'Learning by doing' on the road to net zero

'Learning by doing' on the road to net zero

10 February 2020

Andrew Roper

Channel: People & skills

DSO director Andrew Roper discusses 'Learning by doing', a key principle that Scottish and Southern Electricity Networks is applying to the net zero transition

 

Don't just think about it, simulate it!

There is a great deal that we do not (yet) know in how electricity networks will function, which ideas will win the day, and how customer behaviour and engagement with our business might change. ‘Learning by doing' ensures we are responsive and proactive in finding solutions to changing demands and signals. Learning by doing doesn't just mean applying the practical lessons that our project participation teaches us. It also means thinking about how we are engaging and interacting with our wider stakeholders and especially how they want to interact with the energy system that serves them.

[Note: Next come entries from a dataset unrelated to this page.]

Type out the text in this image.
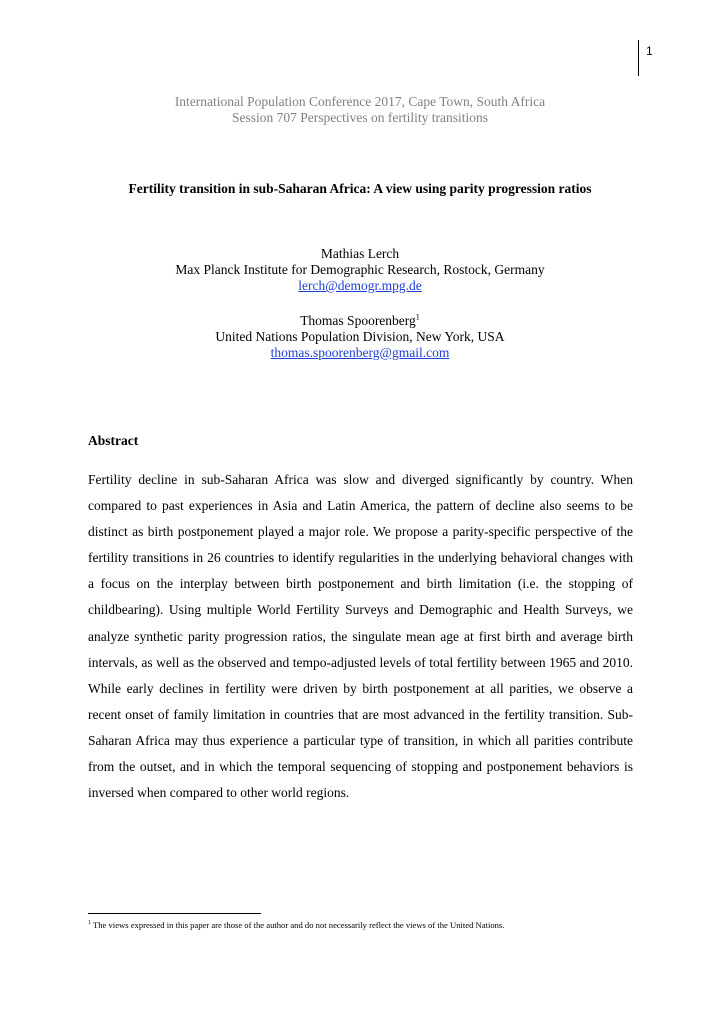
1
International Population Conference 2017, Cape Town, South Africa
Session 707 Perspectives on fertility transitions
Fertility transition in sub-Saharan Africa: A view using parity progression ratios
Mathias Lerch
Max Planck Institute for Demographic Research, Rostock, Germany
lerch@demogr.mpg.de
Thomas Spoorenberg$^1$
United Nations Population Division, New York, USA
thomas.spoorenberg@gmail.com
Abstract

Fertility decline in sub-Saharan Africa was slow and diverged significantly by country. When compared to past experiences in Asia and Latin America, the pattern of decline also seems to be distinct as birth postponement played a major role. We propose a parity-specific perspective of the fertility transitions in 26 countries to identify regularities in the underlying behavioral changes with a focus on the interplay between birth postponement and birth limitation (i.e. the stopping of childbearing). Using multiple World Fertility Surveys and Demographic and Health Surveys, we analyze synthetic parity progression ratios, the singulate mean age at first birth and average birth intervals, as well as the observed and tempo-adjusted levels of total fertility between 1965 and 2010. While early declines in fertility were driven by birth postponement at all parities, we observe a recent onset of family limitation in countries that are most advanced in the fertility transition. Sub-Saharan Africa may thus experience a particular type of transition, in which all parities contribute from the outset, and in which the temporal sequencing of stopping and postponement behaviors is inversed when compared to other world regions.

$^1$ The views expressed in this paper are those of the author and do not necessarily reflect the views of the United Nations.
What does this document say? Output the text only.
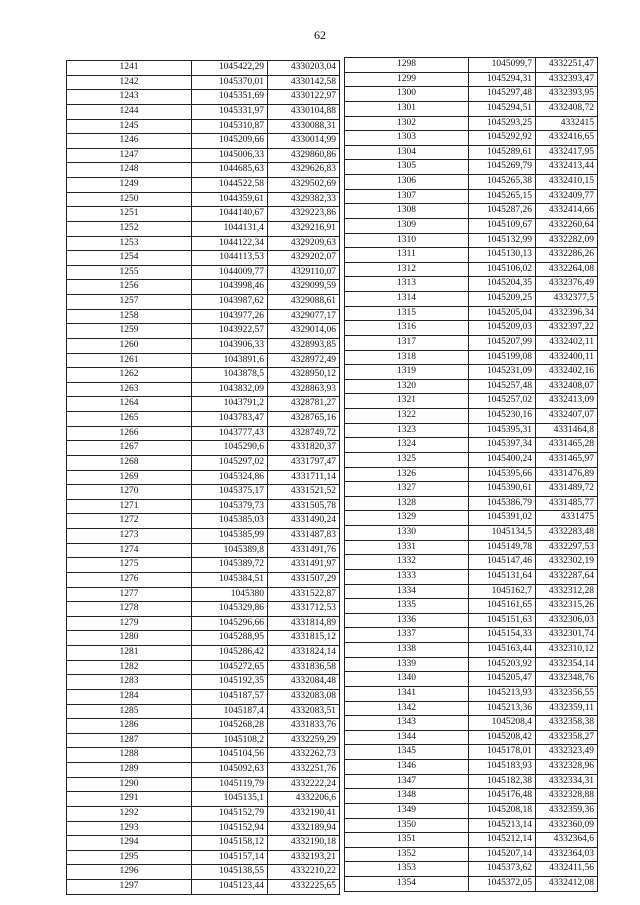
62
1241	1045422,29	4330203,04
1242	1045370,01	4330142,58
1243	1045351,69	4330122,97
1244	1045331,97	4330104,88
1245	1045310,87	4330088,31
1246	1045209,66	4330014,99
1247	1045006,33	4329860,86
1248	1044685,63	4329626,83
1249	1044522,58	4329502,69
1250	1044359,61	4329382,33
1251	1044140,67	4329223,86
1252	1044131,4	4329216,91
1253	1044122,34	4329209,63
1254	1044113,53	4329202,07
1255	1044009,77	4329110,07
1256	1043998,46	4329099,59
1257	1043987,62	4329088,61
1258	1043977,26	4329077,17
1259	1043922,57	4329014,06
1260	1043906,33	4328993,85
1261	1043891,6	4328972,49
1262	1043878,5	4328950,12
1263	1043832,09	4328863,93
1264	1043791,2	4328781,27
1265	1043783,47	4328765,16
1266	1043777,43	4328749,72
1267	1045290,6	4331820,37
1268	1045297,02	4331797,47
1269	1045324,86	4331711,14
1270	1045375,17	4331521,52
1271	1045379,73	4331505,78
1272	1045385,03	4331490,24
1273	1045385,99	4331487,83
1274	1045389,8	4331491,76
1275	1045389,72	4331491,97
1276	1045384,51	4331507,29
1277	1045380	4331522,87
1278	1045329,86	4331712,53
1279	1045296,66	4331814,89
1280	1045288,95	4331815,12
1281	1045286,42	4331824,14
1282	1045272,65	4331836,58
1283	1045192,35	4332084,48
1284	1045187,57	4332083,08
1285	1045187,4	4332083,51
1286	1045268,28	4331833,76
1287	1045108,2	4332259,29
1288	1045104,56	4332262,73
1289	1045092,63	4332251,76
1290	1045119,79	4332222,24
1291	1045135,1	4332206,6
1292	1045152,79	4332190,41
1293	1045152,94	4332189,94
1294	1045158,12	4332190,18
1295	1045157,14	4332193,21
1296	1045138,55	4332210,22
1297	1045123,44	4332225,65
1298	1045099,7	4332251,47
1299	1045294,31	4332393,47
1300	1045297,48	4332393,95
1301	1045294,51	4332408,72
1302	1045293,25	4332415
1303	1045292,92	4332416,65
1304	1045289,61	4332417,95
1305	1045269,79	4332413,44
1306	1045265,38	4332410,15
1307	1045265,15	4332409,77
1308	1045287,26	4332414,66
1309	1045109,67	4332260,64
1310	1045132,99	4332282,09
1311	1045130,13	4332286,26
1312	1045106,02	4332264,08
1313	1045204,35	4332376,49
1314	1045209,25	4332377,5
1315	1045205,04	4332396,34
1316	1045209,03	4332397,22
1317	1045207,99	4332402,11
1318	1045199,08	4332400,11
1319	1045231,09	4332402,16
1320	1045257,48	4332408,07
1321	1045257,02	4332413,09
1322	1045230,16	4332407,07
1323	1045395,31	4331464,8
1324	1045397,34	4331465,28
1325	1045400,24	4331465,97
1326	1045395,66	4331476,89
1327	1045390,61	4331489,72
1328	1045386,79	4331485,77
1329	1045391,02	4331475
1330	1045134,5	4332283,48
1331	1045149,78	4332297,53
1332	1045147,46	4332302,19
1333	1045131,64	4332287,64
1334	1045162,7	4332312,28
1335	1045161,65	4332315,26
1336	1045151,63	4332306,03
1337	1045154,33	4332301,74
1338	1045163,44	4332310,12
1339	1045203,92	4332354,14
1340	1045205,47	4332348,76
1341	1045213,93	4332356,55
1342	1045213,36	4332359,11
1343	1045208,4	4332358,38
1344	1045208,42	4332358,27
1345	1045178,01	4332323,49
1346	1045183,93	4332328,96
1347	1045182,38	4332334,31
1348	1045176,48	4332328,88
1349	1045208,18	4332359,36
1350	1045213,14	4332360,09
1351	1045212,14	4332364,6
1352	1045207,14	4332364,03
1353	1045373,62	4332411,56
1354	1045372,05	4332412,08
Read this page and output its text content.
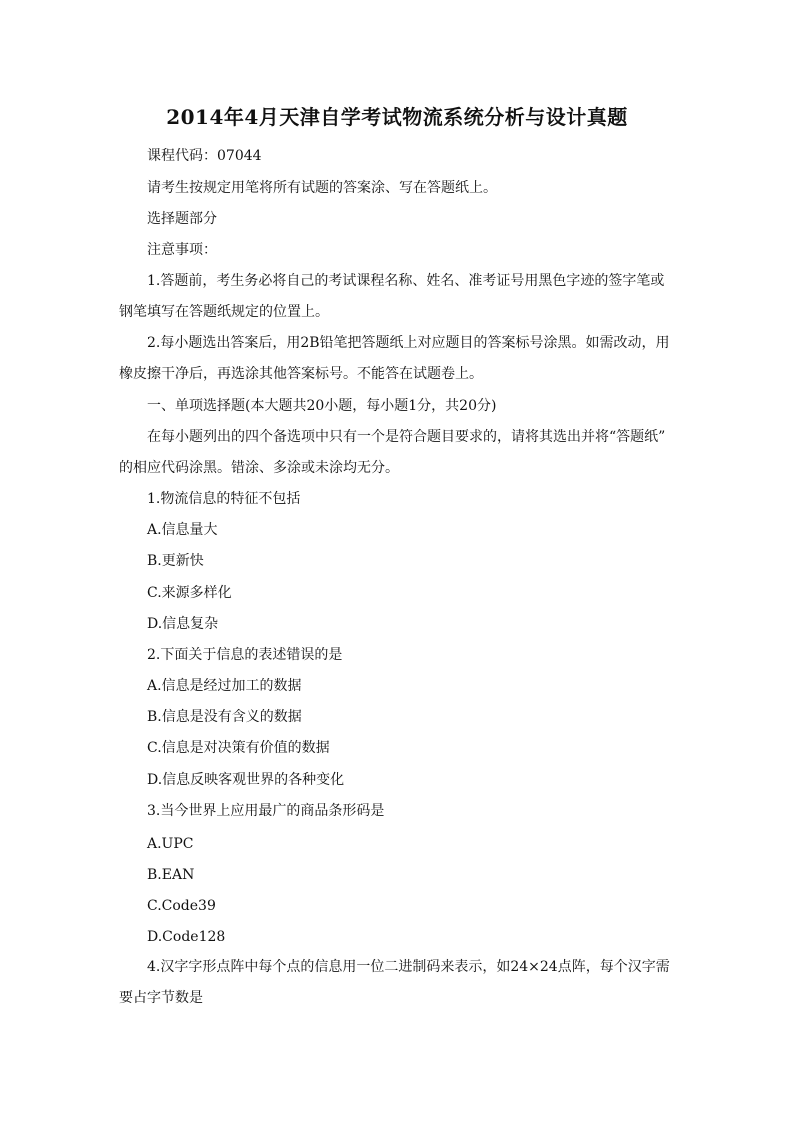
2014年4月天津自学考试物流系统分析与设计真题
课程代码：07044
请考生按规定用笔将所有试题的答案涂、写在答题纸上。
选择题部分
注意事项：
1.答题前，考生务必将自己的考试课程名称、姓名、准考证号用黑色字迹的签字笔或
钢笔填写在答题纸规定的位置上。
2.每小题选出答案后，用2B铅笔把答题纸上对应题目的答案标号涂黑。如需改动，用
橡皮擦干净后，再选涂其他答案标号。不能答在试题卷上。
一、单项选择题(本大题共20小题，每小题1分，共20分)
在每小题列出的四个备选项中只有一个是符合题目要求的，请将其选出并将“答题纸”
的相应代码涂黑。错涂、多涂或未涂均无分。
1.物流信息的特征不包括
A.信息量大
B.更新快
C.来源多样化
D.信息复杂
2.下面关于信息的表述错误的是
A.信息是经过加工的数据
B.信息是没有含义的数据
C.信息是对决策有价值的数据
D.信息反映客观世界的各种变化
3.当今世界上应用最广的商品条形码是
A.UPC
B.EAN
C.Code39
D.Code128
4.汉字字形点阵中每个点的信息用一位二进制码来表示，如24×24点阵，每个汉字需
要占字节数是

Learning by doing delivers better results for our customers through listening to their needs and developing a nuanced understanding of how our stakeholders will act in the future energy system.

 

Simulating the future

In the summer of 2019, we took an industry-first step in hosting a series of ‘market rules simulation' events. The learnings gathered through these simulations will form a key part of SSEN's Project TRANSITION.

TRANSITION is a five-year project which will design, develop and demonstrate the operations of DSO architecture. The project's focus is to support local energy flexibility and facilitate new markets, such as peer-to-peer trading, whilst maintaining neutrality and delivering on customer expectation. The first field trial of the rules developed through TRANSITION will take place in the summer of 2020.

The TRANSITION project team met in Reading with SSENs internal colleagues, which included representation from our planners, control room and trading teams. Assuming a different role in the energy industry, a scenario was given for each group to act out and make the decisions they felt that specific industry actor would make. We closely monitored how rules could impact each participant, and how unintended consequences may develop. The event process and rules were tweaked, and the event was rerun in Oxford involving the LEO project partners.

With a different audience, we noticed some similarities in the decisions they made but again gave another view on how they expected certain industry players could act. Attendees at the workshops were able to interact with future energy scenarios, test the rules that govern them and challenge those that create unfairness.

In October we hosted a further two workshops.

This time participants in the simulation represented the role they would be performing in the future energy system. This included suppliers, traders, aggregators, customers, DNOs, ESO, asset owners and industry experts, all participating in an interactive event that tested the rules of a future flexibility market. Participants traded a portfolio of flexibility assets and used the interaction to analyse the draft Basic Market Rules (BMR) that had been developed to structure the market. Drawing upon their expertise from different sectors of the industry, they tested the rules, checked for errors and identified loopholes which might allow the market to be damaged through manipulation.

 

Participants raised a variety of risks

Participants identified occasions where market actors would need to be compensated in the event of an ESO or DSO outage; where smaller market actors risked being disadvantaged; and where the DSO would need to be flexible if a market need ceased to exist. The high level of attendance at the market simulation event, the engagement during and after the day and the amount of material that attendees chose to take away with them, were indicative of the effective, stimulating format.

The ‘learning by doing' principle embedded within TRANSITION will now in turn inform the Energy Networks Association's Open Networks Project. The market simulation that SSEN has run will therefore help inform the whole network sector and wider energy industry. This new way of running an event brought a fresh view on, not just how stakeholders interact with network operators, but how other stakeholders interact with each other in a real-time simulation environment.

The transition to DSO, and the need to move quickly to accommodate net zero emissions, means we cannot wait to only learn from pilot projects. Simulation events allow us to get live feedback and incorporate the thinking of a wide range of industry actors quickly.

I am excited about the simulation days as a tool for stakeholder engagement as they can be easily replicated throughout a range of different projects.

 

Learning by doing

By being highly interactive, market simulation events ensure attendees feel like they have a real stake in the decisions that are being made, and their input is invaluable in highlighting areas that we may not have considered. The lessons we learn in these sessions will be applied to deliver real world benefits to the communities we serve.

A consistent comment that came back from all four simulation events was the desire for more scenarios to be run, and to be re-run. It wasn't just about SSEN altering the direction of where the project was to go, but stakeholders also got the opportunity to test the impact of taking different decisions.

The learnings from these workshops will help us ensure that neutrality and conflict avoidance are embedded in the future electricity system architecture.